Well, we’re back from our trip. We drove a total of 30 hours over a long weekend to see our friend get married and to hang out with our college friends and then some other college friends. It was a good time. I mostly stayed awake, and did not need any bees or bears to keep me awake.
And while there weren’t any bears, this is the story of the worst motel in all of America. I won’t tell you the name because that feels mean, but you can try to look it up if you want. It’s in central Kansas. If TripAdvisor actually publishes my review, it will be easier for you to find it, but I doubt they will. I think I broke their rules about threats, personal insults, and profanity all in one post.
But it’s okay. Because I’m going to tell the story here anyway.
We left for our trip after Pete finished work on Friday, which was about 5 pm. We had a long way to go. We figured that all we really needed was a bed, so we picked the cheapest room we could find called it good. The pictures didn’t look that bad.
We rolled into town at about 1:30 a.m. Our motel had happily kept their three-story neon sign on all night (a fact that I’m sure their residential neighbors loved), so it wasn’t too hard to find, even though that little town is pretty creepy at night.
We rang the doorbell to alert whatever on-call staff was supposed to be around, and after a few minutes, the light in the lobby flicked on. A potbellied man in wrinkly boxers answered the door. And by “answered the door,” I mean he fumbled with the lock, swung the screen open, and left us standing outside without a word.
We waited at the check-in desk as he stepped into the restroom next to us and peed for a while. We know because we could hear it. It was loud. What we didn’t hear was him washing his hands, which he definitely did not do.
Check-in went smoothly, considering he only said about two words. He mostly pointed at things and pushed a registration at us. Our “free breakfast” sat in open plastic containers in the corner of the room, and the air was…itchy…somehow.
We laughed and laughed at that weird guy as I tried to unlock our door in the dark. Then Pete tried. And tried. And then he pulled half of a broken key out of the deadlock in the door.
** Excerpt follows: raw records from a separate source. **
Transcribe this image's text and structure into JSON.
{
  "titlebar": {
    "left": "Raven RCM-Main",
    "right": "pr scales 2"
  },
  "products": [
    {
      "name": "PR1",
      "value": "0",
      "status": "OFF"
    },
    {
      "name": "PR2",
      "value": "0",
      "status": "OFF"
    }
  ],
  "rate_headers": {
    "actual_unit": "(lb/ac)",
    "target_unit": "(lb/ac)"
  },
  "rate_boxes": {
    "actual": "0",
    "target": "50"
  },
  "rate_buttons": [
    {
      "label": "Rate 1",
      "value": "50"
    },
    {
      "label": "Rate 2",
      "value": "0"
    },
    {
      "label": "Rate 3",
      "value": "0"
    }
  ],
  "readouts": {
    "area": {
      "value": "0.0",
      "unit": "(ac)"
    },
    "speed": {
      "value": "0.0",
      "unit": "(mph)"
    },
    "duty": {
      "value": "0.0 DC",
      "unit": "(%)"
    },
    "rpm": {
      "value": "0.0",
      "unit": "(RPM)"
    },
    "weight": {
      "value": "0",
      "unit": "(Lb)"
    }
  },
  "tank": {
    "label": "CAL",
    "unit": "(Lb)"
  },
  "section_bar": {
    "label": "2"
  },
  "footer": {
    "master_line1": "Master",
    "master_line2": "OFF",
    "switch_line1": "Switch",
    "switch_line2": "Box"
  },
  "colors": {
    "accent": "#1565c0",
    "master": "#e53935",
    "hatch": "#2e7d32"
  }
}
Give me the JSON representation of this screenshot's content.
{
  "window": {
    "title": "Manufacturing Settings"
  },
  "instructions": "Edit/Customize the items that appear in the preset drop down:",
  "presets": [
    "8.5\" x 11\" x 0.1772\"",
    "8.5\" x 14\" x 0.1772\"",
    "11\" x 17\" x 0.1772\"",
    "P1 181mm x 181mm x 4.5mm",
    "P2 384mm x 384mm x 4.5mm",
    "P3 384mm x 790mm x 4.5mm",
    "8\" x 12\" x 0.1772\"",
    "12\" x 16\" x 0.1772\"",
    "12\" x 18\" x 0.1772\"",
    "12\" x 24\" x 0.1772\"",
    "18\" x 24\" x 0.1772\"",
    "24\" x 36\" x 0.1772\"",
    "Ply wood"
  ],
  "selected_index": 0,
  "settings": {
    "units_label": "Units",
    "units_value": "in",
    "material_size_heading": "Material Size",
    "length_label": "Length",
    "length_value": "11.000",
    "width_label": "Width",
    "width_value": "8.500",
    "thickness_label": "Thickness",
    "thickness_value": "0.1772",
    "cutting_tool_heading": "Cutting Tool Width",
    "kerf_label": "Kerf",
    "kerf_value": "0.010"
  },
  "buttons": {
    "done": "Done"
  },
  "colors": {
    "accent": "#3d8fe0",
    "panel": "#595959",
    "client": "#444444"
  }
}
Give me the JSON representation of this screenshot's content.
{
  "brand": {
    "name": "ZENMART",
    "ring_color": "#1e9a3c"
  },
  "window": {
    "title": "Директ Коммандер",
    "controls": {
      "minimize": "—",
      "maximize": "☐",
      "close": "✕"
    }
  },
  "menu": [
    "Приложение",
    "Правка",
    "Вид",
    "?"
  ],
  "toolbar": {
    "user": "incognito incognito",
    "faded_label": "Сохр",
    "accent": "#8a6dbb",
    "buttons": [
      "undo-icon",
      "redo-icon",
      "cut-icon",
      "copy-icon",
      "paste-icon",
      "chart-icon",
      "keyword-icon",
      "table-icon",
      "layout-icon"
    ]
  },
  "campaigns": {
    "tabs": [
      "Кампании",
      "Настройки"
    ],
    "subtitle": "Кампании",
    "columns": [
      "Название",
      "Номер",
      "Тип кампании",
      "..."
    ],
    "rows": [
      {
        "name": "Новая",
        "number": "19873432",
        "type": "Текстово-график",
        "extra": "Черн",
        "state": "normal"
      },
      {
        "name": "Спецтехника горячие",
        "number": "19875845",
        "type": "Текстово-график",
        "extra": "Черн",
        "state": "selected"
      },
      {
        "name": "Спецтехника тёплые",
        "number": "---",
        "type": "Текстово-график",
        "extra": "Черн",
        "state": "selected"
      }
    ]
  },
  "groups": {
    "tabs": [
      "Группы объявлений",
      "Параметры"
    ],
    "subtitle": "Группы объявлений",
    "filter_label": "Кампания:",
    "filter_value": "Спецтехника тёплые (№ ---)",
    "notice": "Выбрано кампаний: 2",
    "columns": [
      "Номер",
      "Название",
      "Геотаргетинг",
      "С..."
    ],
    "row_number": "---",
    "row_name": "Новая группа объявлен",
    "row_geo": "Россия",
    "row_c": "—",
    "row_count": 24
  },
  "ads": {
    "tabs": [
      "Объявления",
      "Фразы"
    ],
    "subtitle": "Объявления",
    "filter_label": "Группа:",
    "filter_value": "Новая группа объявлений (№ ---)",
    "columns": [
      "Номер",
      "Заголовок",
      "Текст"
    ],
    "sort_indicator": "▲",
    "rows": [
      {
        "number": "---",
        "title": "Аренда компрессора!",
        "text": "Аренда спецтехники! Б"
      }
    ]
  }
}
And I said, “There’s going to be a dead body in there.”
We dragged all our things inside and stood in the entryway. The blue chairs near the door sported thick, black stains on the seats and the backs. The carpet was the same.
There was no dead body. Believe me, we looked. But it was musty and smelly and nothing worked. We stood in the entryway trying to muster the courage to touch something. My skin crawled just standing there. I was about eighty percent sure that we would both get fleas and/or bedbugs by just being inside the room for ten minutes.
We peeked in the broken closets and the smelly fridge.
“There’s blood on this wall,” Pete said.
I looked. “Ugh.”
“Yeah. Those are definitely blood spots.”
“It’s on the picture, too.”
We looked at each other. It was 2:30 in the morning. We were so tired.
“I’m afraid I’m going to get herpes from that bed.”
“Pete, there was a broken key in the lock. Do you know what that means? It means that no one even tried to clean this room, and they don’t even know that they’re MISSING a KEY.”
“And there’s blood on the walls.”
“And on those chairs.”
“We can’t stay here. This is terrible. We’re going to get murdered.”
“Yeah. Um, how did this place get any good reviews?”
“Probably because they kill all their guests before they can post anything negative online.”
“Well, we better get out of here, then.”
So we did. Pete woke that guy up again to see if he’d give us any money back (which we did not expect and did not get), and I sat in the car to guard all our stuff.
We drove around town aimlessly trying to find any hotel that would let us in. We almost slept in our car. The lady at the Super 8 took pity on us and told us about a different motel that had non-smoking rooms and that was cheaper than the Super 8. I will love her forever.
It was 3:15 by the time we found a room. We unlocked our door with ease and crawled into a bed that did not terrify our very souls.
The refrigerator didn’t work there, either, and there was light streaming through the cracks in the door, but we slept, woke up, and didn’t die.
And that’s the story of the worst motel ever. Never stay there. The word “diamond” in the name should have been a clue. No one would give them an award other than themselves.
Or, they stole a bunch of diamonds from their guests and thought, hey, that’s funny. Let’s put that in our name and laugh about it all the time.
Have a nice weekend, everybody.
P.S. – I think that the conversation that we had while I was writing this post was just as ridiculous as this story. Pete was like, “What are you watching?” and I said, “I don’t know. I think it’s the news in Hungarian.” and he was like, “Do we have to watch this? And what do you want on your pizza?” and I said that I wanted corndogs on my pizza and that it smells like corndogs in here, and he said that no, it doesn’t, and then I said that of course it doesn’t smell like corndogs out in the apartment, but deep inside my nose it does, and he asked how he was supposed to be able to smell that.
And then this really old Hungarian movie started playing and Pete went to get the pizza, and I’ve spent the last half hour trying to remember the name of that movie and look it up on the internet, but I can’t find it. It starts with an “S” and ends with a “prost”, I think. If anybody knows what movie that is, please tell me.